Avec "Rendez-vous aux enfers", la saga des "Grandes familles" de Maurice Druon s'achève sur une note amère qui se veut sublime. L'écrivain parachève sa grande oeuvre de jeunesse (le premier des trois tomes a été publié l'année de ses trente ans et a reçu le prix Goncourt) par une apothéose. Commencée au lendemain de la Première Guerre mondiale, la saga des "Grandes familles" se termine sur l'ouverture de la Seconde, promettant à ses personnages perturbés et bousculés un avenir non moins sombre.
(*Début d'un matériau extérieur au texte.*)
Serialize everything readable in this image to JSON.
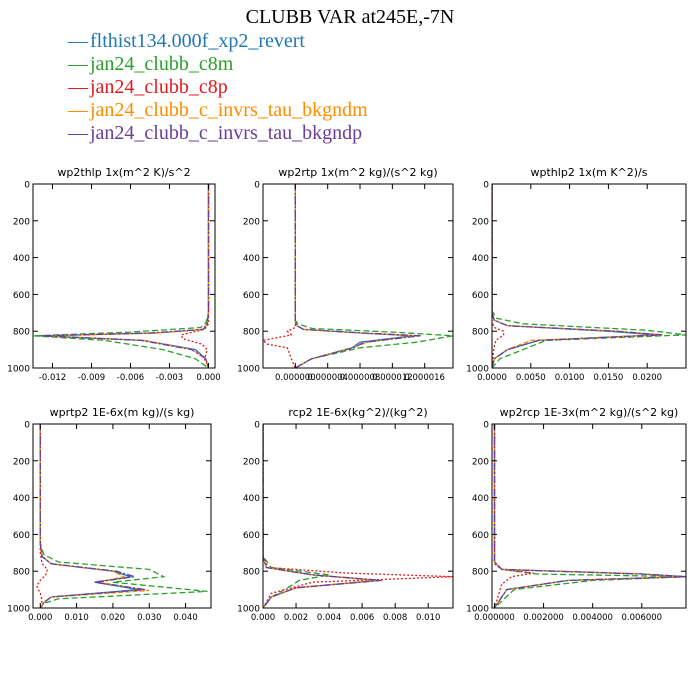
{
  "title": "CLUBB VAR at245E,-7N",
  "legend": [
    {
      "label": "flthist134.000f_xp2_revert",
      "color": "#1f77b4",
      "dash": ""
    },
    {
      "label": "jan24_clubb_c8m",
      "color": "#2ca02c",
      "dash": "6,3"
    },
    {
      "label": "jan24_clubb_c8p",
      "color": "#e41a1c",
      "dash": "2,2"
    },
    {
      "label": "jan24_clubb_c_invrs_tau_bkgndm",
      "color": "#ff8c00",
      "dash": "5,2"
    },
    {
      "label": "jan24_clubb_c_invrs_tau_bkgndp",
      "color": "#6a3d9a",
      "dash": "7,2,2,2"
    }
  ],
  "chart_data": [
    {
      "type": "line",
      "title": "wp2thlp  1x(m^2 K)/s^2",
      "xlim": [
        -0.0135,
        0.0005
      ],
      "ylim": [
        1000,
        0
      ],
      "xticks": [
        -0.012,
        -0.009,
        -0.006,
        -0.003,
        0.0
      ],
      "xtick_labels": [
        "-0.012",
        "-0.009",
        "-0.006",
        "-0.003",
        "0.000"
      ],
      "yticks": [
        0,
        200,
        400,
        600,
        800,
        1000
      ],
      "series": [
        {
          "x": [
            0,
            0,
            -0.0001,
            -0.0004,
            -0.004,
            -0.013,
            -0.005,
            -0.001,
            -0.0002,
            0
          ],
          "y": [
            0,
            700,
            760,
            790,
            810,
            825,
            850,
            900,
            950,
            1000
          ]
        },
        {
          "x": [
            0,
            0,
            -0.0002,
            -0.0006,
            -0.006,
            -0.0135,
            -0.008,
            -0.0035,
            -0.001,
            0
          ],
          "y": [
            0,
            700,
            755,
            780,
            805,
            825,
            850,
            900,
            950,
            1000
          ]
        },
        {
          "x": [
            0,
            0,
            0,
            -0.0003,
            -0.0021,
            -0.002,
            -0.0005,
            -0.0001,
            -0.0003,
            0
          ],
          "y": [
            0,
            700,
            760,
            790,
            820,
            840,
            870,
            900,
            950,
            1000
          ]
        },
        {
          "x": [
            0,
            0,
            -0.0001,
            -0.0004,
            -0.004,
            -0.0125,
            -0.005,
            -0.0012,
            -0.0002,
            0
          ],
          "y": [
            0,
            700,
            760,
            790,
            810,
            825,
            850,
            900,
            950,
            1000
          ]
        },
        {
          "x": [
            0,
            0,
            -0.0001,
            -0.0004,
            -0.0045,
            -0.0128,
            -0.0052,
            -0.0013,
            -0.0002,
            0
          ],
          "y": [
            0,
            700,
            760,
            790,
            810,
            825,
            850,
            900,
            950,
            1000
          ]
        }
      ]
    },
    {
      "type": "line",
      "title": "wp2rtp  1x(m^2 kg)/(s^2 kg)",
      "xlim": [
        -4e-06,
        1.95e-05
      ],
      "ylim": [
        1000,
        0
      ],
      "xticks": [
        0.0,
        4e-06,
        8e-06,
        1.2e-05,
        1.6e-05
      ],
      "xtick_labels": [
        "0.000000",
        "0.000004",
        "0.000008",
        "0.000012",
        "0.000016"
      ],
      "yticks": [
        0,
        200,
        400,
        600,
        800,
        1000
      ],
      "series": [
        {
          "x": [
            0,
            0,
            2e-07,
            1e-06,
            8e-06,
            1.45e-05,
            8e-06,
            7e-06,
            2e-06,
            0
          ],
          "y": [
            0,
            750,
            770,
            790,
            810,
            825,
            860,
            890,
            950,
            1000
          ]
        },
        {
          "x": [
            0,
            0,
            3e-07,
            2e-06,
            1.2e-05,
            1.95e-05,
            1.5e-05,
            8e-06,
            2e-06,
            0
          ],
          "y": [
            0,
            740,
            760,
            785,
            805,
            825,
            860,
            890,
            950,
            1000
          ]
        },
        {
          "x": [
            0,
            0,
            0,
            -1e-06,
            -5e-07,
            -4e-06,
            -3.5e-06,
            -1e-06,
            -5e-07,
            0
          ],
          "y": [
            0,
            750,
            780,
            800,
            820,
            850,
            870,
            890,
            950,
            1000
          ]
        },
        {
          "x": [
            0,
            0,
            2e-07,
            1e-06,
            8e-06,
            1.5e-05,
            9e-06,
            7e-06,
            2e-06,
            0
          ],
          "y": [
            0,
            750,
            770,
            790,
            810,
            825,
            860,
            890,
            950,
            1000
          ]
        },
        {
          "x": [
            0,
            0,
            2e-07,
            1e-06,
            8.5e-06,
            1.55e-05,
            8.5e-06,
            7.2e-06,
            2e-06,
            0
          ],
          "y": [
            0,
            750,
            770,
            790,
            810,
            825,
            860,
            890,
            950,
            1000
          ]
        }
      ]
    },
    {
      "type": "line",
      "title": "wpthlp2  1x(m K^2)/s",
      "xlim": [
        0.0,
        0.025
      ],
      "ylim": [
        1000,
        0
      ],
      "xticks": [
        0.0,
        0.005,
        0.01,
        0.015,
        0.02
      ],
      "xtick_labels": [
        "0.0000",
        "0.0050",
        "0.0100",
        "0.0150",
        "0.0200"
      ],
      "yticks": [
        0,
        200,
        400,
        600,
        800,
        1000
      ],
      "series": [
        {
          "x": [
            0,
            0,
            0.0003,
            0.002,
            0.015,
            0.021,
            0.006,
            0.002,
            0.0003,
            0
          ],
          "y": [
            0,
            700,
            740,
            770,
            800,
            820,
            850,
            900,
            950,
            1000
          ]
        },
        {
          "x": [
            0,
            0,
            0.0006,
            0.004,
            0.02,
            0.025,
            0.007,
            0.004,
            0.001,
            0
          ],
          "y": [
            0,
            690,
            730,
            760,
            795,
            820,
            850,
            900,
            950,
            1000
          ]
        },
        {
          "x": [
            0,
            0,
            0,
            0.0003,
            0.0015,
            0.0015,
            0.0005,
            0.0002,
            0.0001,
            0
          ],
          "y": [
            0,
            700,
            750,
            780,
            800,
            820,
            850,
            900,
            950,
            1000
          ]
        },
        {
          "x": [
            0,
            0,
            0.0003,
            0.002,
            0.016,
            0.022,
            0.005,
            0.002,
            0.0003,
            0
          ],
          "y": [
            0,
            700,
            740,
            770,
            800,
            820,
            850,
            900,
            950,
            1000
          ]
        },
        {
          "x": [
            0,
            0,
            0.0003,
            0.002,
            0.016,
            0.022,
            0.006,
            0.002,
            0.0003,
            0
          ],
          "y": [
            0,
            700,
            740,
            770,
            800,
            820,
            850,
            900,
            950,
            1000
          ]
        }
      ]
    },
    {
      "type": "line",
      "title": "wprtp2  1E-6x(m kg)/(s kg)",
      "xlim": [
        -0.002,
        0.047
      ],
      "ylim": [
        1000,
        0
      ],
      "xticks": [
        0.0,
        0.01,
        0.02,
        0.03,
        0.04
      ],
      "xtick_labels": [
        "0.000",
        "0.010",
        "0.020",
        "0.030",
        "0.040"
      ],
      "yticks": [
        0,
        200,
        400,
        600,
        800,
        1000
      ],
      "series": [
        {
          "x": [
            0,
            0,
            0.0005,
            0.003,
            0.02,
            0.025,
            0.015,
            0.027,
            0.003,
            0.001,
            0
          ],
          "y": [
            0,
            650,
            720,
            760,
            800,
            830,
            860,
            900,
            940,
            970,
            1000
          ]
        },
        {
          "x": [
            0,
            0,
            0.001,
            0.005,
            0.03,
            0.034,
            0.02,
            0.046,
            0.005,
            0.001,
            0
          ],
          "y": [
            0,
            650,
            710,
            750,
            790,
            830,
            860,
            910,
            950,
            975,
            1000
          ]
        },
        {
          "x": [
            0,
            0,
            0.0005,
            0.002,
            0.0015,
            0.0,
            -0.001,
            0.0,
            0.0005,
            0
          ],
          "y": [
            0,
            700,
            760,
            790,
            820,
            850,
            880,
            920,
            960,
            1000
          ]
        },
        {
          "x": [
            0,
            0,
            0.0005,
            0.003,
            0.02,
            0.023,
            0.016,
            0.03,
            0.003,
            0.001,
            0
          ],
          "y": [
            0,
            650,
            720,
            760,
            800,
            830,
            860,
            905,
            940,
            970,
            1000
          ]
        },
        {
          "x": [
            0,
            0,
            0.0005,
            0.003,
            0.021,
            0.026,
            0.015,
            0.029,
            0.003,
            0.001,
            0
          ],
          "y": [
            0,
            650,
            720,
            760,
            800,
            830,
            860,
            900,
            940,
            970,
            1000
          ]
        }
      ]
    },
    {
      "type": "line",
      "title": "rcp2  1E-6x(kg^2)/(kg^2)",
      "xlim": [
        0.0,
        0.0115
      ],
      "ylim": [
        1000,
        0
      ],
      "xticks": [
        0.0,
        0.002,
        0.004,
        0.006,
        0.008,
        0.01
      ],
      "xtick_labels": [
        "0.000",
        "0.002",
        "0.004",
        "0.006",
        "0.008",
        "0.010"
      ],
      "yticks": [
        0,
        200,
        400,
        600,
        800,
        1000
      ],
      "series": [
        {
          "x": [
            0,
            0,
            0.0002,
            0.003,
            0.007,
            0.002,
            0.0005,
            0
          ],
          "y": [
            0,
            720,
            780,
            820,
            850,
            890,
            940,
            1000
          ]
        },
        {
          "x": [
            0,
            0,
            0.0005,
            0.004,
            0.0022,
            0.0015,
            0.0005,
            0
          ],
          "y": [
            0,
            720,
            780,
            820,
            850,
            890,
            940,
            1000
          ]
        },
        {
          "x": [
            0,
            0,
            0.0003,
            0.005,
            0.0115,
            0.003,
            0.0005,
            0
          ],
          "y": [
            0,
            720,
            780,
            810,
            830,
            860,
            920,
            1000
          ]
        },
        {
          "x": [
            0,
            0,
            0.0002,
            0.003,
            0.0068,
            0.002,
            0.0005,
            0
          ],
          "y": [
            0,
            720,
            780,
            820,
            850,
            890,
            940,
            1000
          ]
        },
        {
          "x": [
            0,
            0,
            0.0002,
            0.003,
            0.0072,
            0.002,
            0.0005,
            0
          ],
          "y": [
            0,
            720,
            780,
            820,
            850,
            890,
            940,
            1000
          ]
        }
      ]
    },
    {
      "type": "line",
      "title": "wp2rcp  1E-3x(m^2 kg)/(s^2 kg)",
      "xlim": [
        -0.0001,
        0.0078
      ],
      "ylim": [
        1000,
        0
      ],
      "xticks": [
        0.0,
        0.002,
        0.004,
        0.006
      ],
      "xtick_labels": [
        "0.000000",
        "0.002000",
        "0.004000",
        "0.006000"
      ],
      "yticks": [
        0,
        200,
        400,
        600,
        800,
        1000
      ],
      "series": [
        {
          "x": [
            0,
            0,
            0.0003,
            0.006,
            0.0078,
            0.003,
            0.0005,
            0
          ],
          "y": [
            0,
            750,
            790,
            815,
            830,
            850,
            900,
            1000
          ]
        },
        {
          "x": [
            0,
            0,
            0.0003,
            0.0017,
            0.0078,
            0.004,
            0.0008,
            0
          ],
          "y": [
            0,
            750,
            790,
            815,
            830,
            850,
            900,
            1000
          ]
        },
        {
          "x": [
            0,
            0,
            0.0003,
            0.0016,
            0.0007,
            0.0003,
            0
          ],
          "y": [
            0,
            760,
            790,
            810,
            830,
            870,
            1000
          ]
        },
        {
          "x": [
            0,
            0,
            0.0003,
            0.006,
            0.0075,
            0.003,
            0.0005,
            0
          ],
          "y": [
            0,
            750,
            790,
            815,
            830,
            850,
            900,
            1000
          ]
        },
        {
          "x": [
            0,
            0,
            0.0003,
            0.006,
            0.0078,
            0.003,
            0.0005,
            0
          ],
          "y": [
            0,
            750,
            790,
            815,
            830,
            850,
            900,
            1000
          ]
        }
      ]
    }
  ]
}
Ce troisième tome a moins évoqué en moi la littérature de Zola que celle de Thomas Mann avec plusieurs chapitres consacrés à Venise qui résonnent comme un hommage à sa "Mort à Venise". C'est un troisième volet dans lequel sont explorés les thèmes de l'homosexualité masculine, du dilettantisme, de l'esthétisme, de la coterie, de l'hypocrite "bonne société de la finance et de la rente", des rapports corrompus entre pairs. Un peu moins politique que le tome précédent, "Rendez-vous aux enfers" approfondit l'approche psychologique et émotionnelle de la vie avec une pointe de mysticisme et une bonne dose de réalisme propre à égratigner la société bourgeoise de l'entre-deux-guerres.
D'un point de vue narratif, Maurice Druon s'attache aux destinées de Marie-Ange et Jean-Noël Schoudler, deux orphelins oisifs promis à une vie d'aise mais ruinés par les spéculations familiales. Deux êtres très jeunes, très beaux, très naïfs et très inexpérimentés, objets de tous les chantages, influences, tromperies et pervers-narcissiques.
La fresque brossée est vraiment haute en couleurs et justifie pleinement son titre par le parfum de stupre et de souffre qui l'environne. La lecture est aisée grâce au style vraiment brillant de l'auteur. Un voyage littéraire que je n'ai pas regretté d'avoir entrepris et mené à son terme.